The diffusion process followed by a passive tracer in prototypical active media such as suspensions of active colloids or swimming microorganisms differs significantly from Brownian motion, manifest in a greatly enhanced diffusion coefficient, non-Gaussian tails of the displacement statistics, and crossover phenomena from non-Gaussian to Gaussian scaling. While such characteristic features have been extensively observed in experiments, there is so far no comprehensive theory explaining how they emerge from the microscopic active dynamics. Here we present a theoretical framework of the enhanced tracer diffusion in an active medium from its microscopic dynamics by coarse-graining the hydrodynamic interactions between the tracer and the active particles as a stochastic process.
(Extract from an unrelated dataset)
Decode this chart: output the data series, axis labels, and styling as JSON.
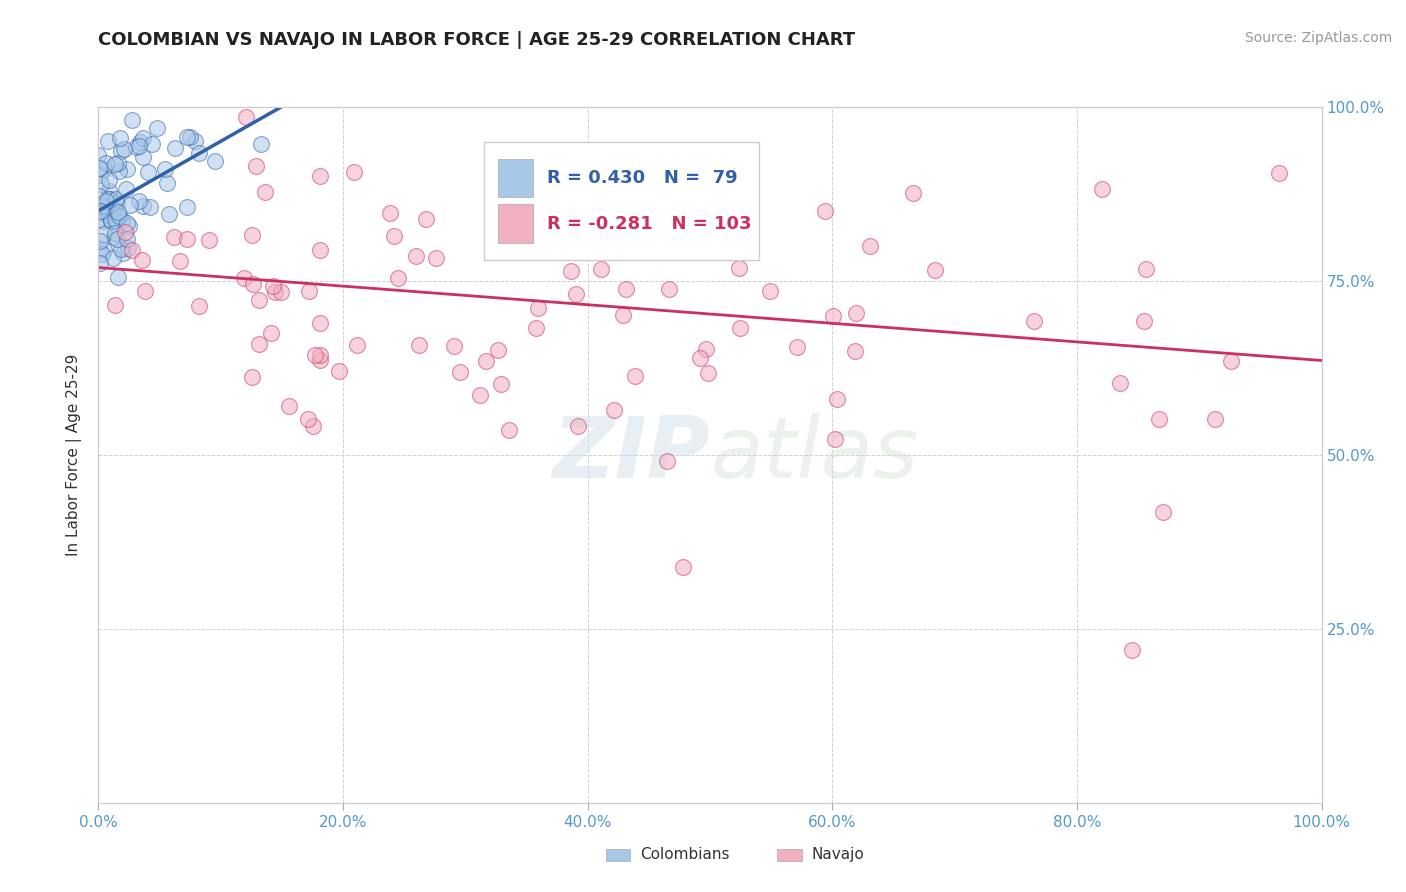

The tracer is shown to follow a non-Markovian coloured Poisson process that accounts quantitatively for all empirical observations [1]. The theory predicts in particular a long-lived Lévy flight regime of the tracer motion with a non-monotonic crossover between two different power-law exponents. Our framework provides the first validation of the celebrated Lévy flight model from a physical microscopic dynamics. With K. Kanazawa (University of Tsukuba), T. Sano (Keio University), and A. Cairoli (Crick Institute).[1] K. Kanazawa, T. Sano, A. Cairoli, A. Baule; Nature 579, 364 (2020) 

This talk is part of the Isaac Newton Institute Seminar Series series.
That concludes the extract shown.